History of the Banana Seat Bike
Bicycling has been a beloved American past time since the late 1800s. Styles of bicycles have evolved over time to best suit the needs and comfort of their riders. Here are some facts regarding the banana seat bikes including how the seats were invented and their impact on the sport of bicycling today.
The First Bicycles
The very first bicycle was invented in 1817 by Baron von Drais. This bicycle was was similar in body to what we know today; however, it was missing a key element: no pedals. The bicycle seat itself was made of wood and not built for long term comfort. It wouldn’t be until 1885 when an Englishman named John Kemp Starley created a comfortable “saddle”-shaped seat.
The Advent of the Banana Seat
Bikes with the banana seat, as it came to be known, were first produced in 1963 by the Schwinn company. The Schwinn “Sting Ray” had the banana seat and high-rise handlebars giving it the look of a “chopper” motorcycle and was an instant hit for the company. The long, padded seat meant a more comfortable ride, and it could accommodate more than one rider.
The Fall in Popularity of the Banana Seat
Banana seat bikes remained the top seller for companies such as Schwinn, Huffy and Sears through the 1960s and well into the 1970s. In the late 1970s, bicycle enthusiasts in California began to modify bike models for off-road use and trick performance. This lead to the rise of BMX and mountain biking where smaller, lighter bike frames, wheels and seats were necessary for an optimum ride.

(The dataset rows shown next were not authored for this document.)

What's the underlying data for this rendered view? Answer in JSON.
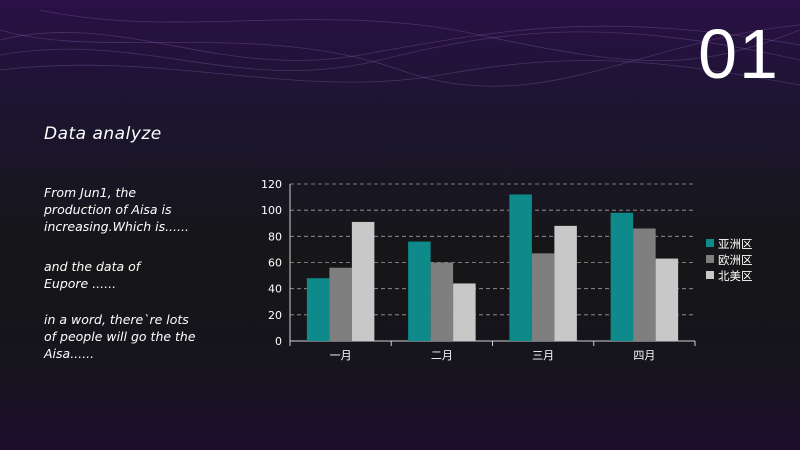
{
  "slide_number": "01",
  "heading": "Data analyze",
  "paragraphs": [
    "From Jun1, the\nproduction  of Aisa is\nincreasing.Which is......",
    "and the data of\nEupore ......",
    "in a word, there`re lots\nof people will go the the\nAisa......"
  ],
  "chart_data": {
    "type": "bar",
    "categories": [
      "一月",
      "二月",
      "三月",
      "四月"
    ],
    "series": [
      {
        "name": "亚洲区",
        "values": [
          48,
          76,
          112,
          98
        ],
        "color": "#0e8a8a"
      },
      {
        "name": "欧洲区",
        "values": [
          56,
          60,
          67,
          86
        ],
        "color": "#7f7f7f"
      },
      {
        "name": "北美区",
        "values": [
          91,
          44,
          88,
          63
        ],
        "color": "#c8c8c8"
      }
    ],
    "ylim": [
      0,
      120
    ],
    "yticks": [
      0,
      20,
      40,
      60,
      80,
      100,
      120
    ],
    "grid": true,
    "legend": "right"
  }
}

The Resurrection of the Banana Seat Bike
Banana seat bikes are enjoying a resurgence in popularity from baby boomers looking to recapture their youth and collectors of vintage products. A look at an online auction site such as eBay verifies a rising trend and, along with it, rising profits. A vintage banana seat bicycle in good condition can bring hundreds of dollars at auction.
If you are looking for a banana seat bike from the 1960s or 1970s the best place to start is by doing some research before you buy. Take a look at online auction sites and forums to learn pricing and restoration information. When it comes time to buy, look around at neighborhood garage sales and flea markets first. It could save you money in shipping fees alone.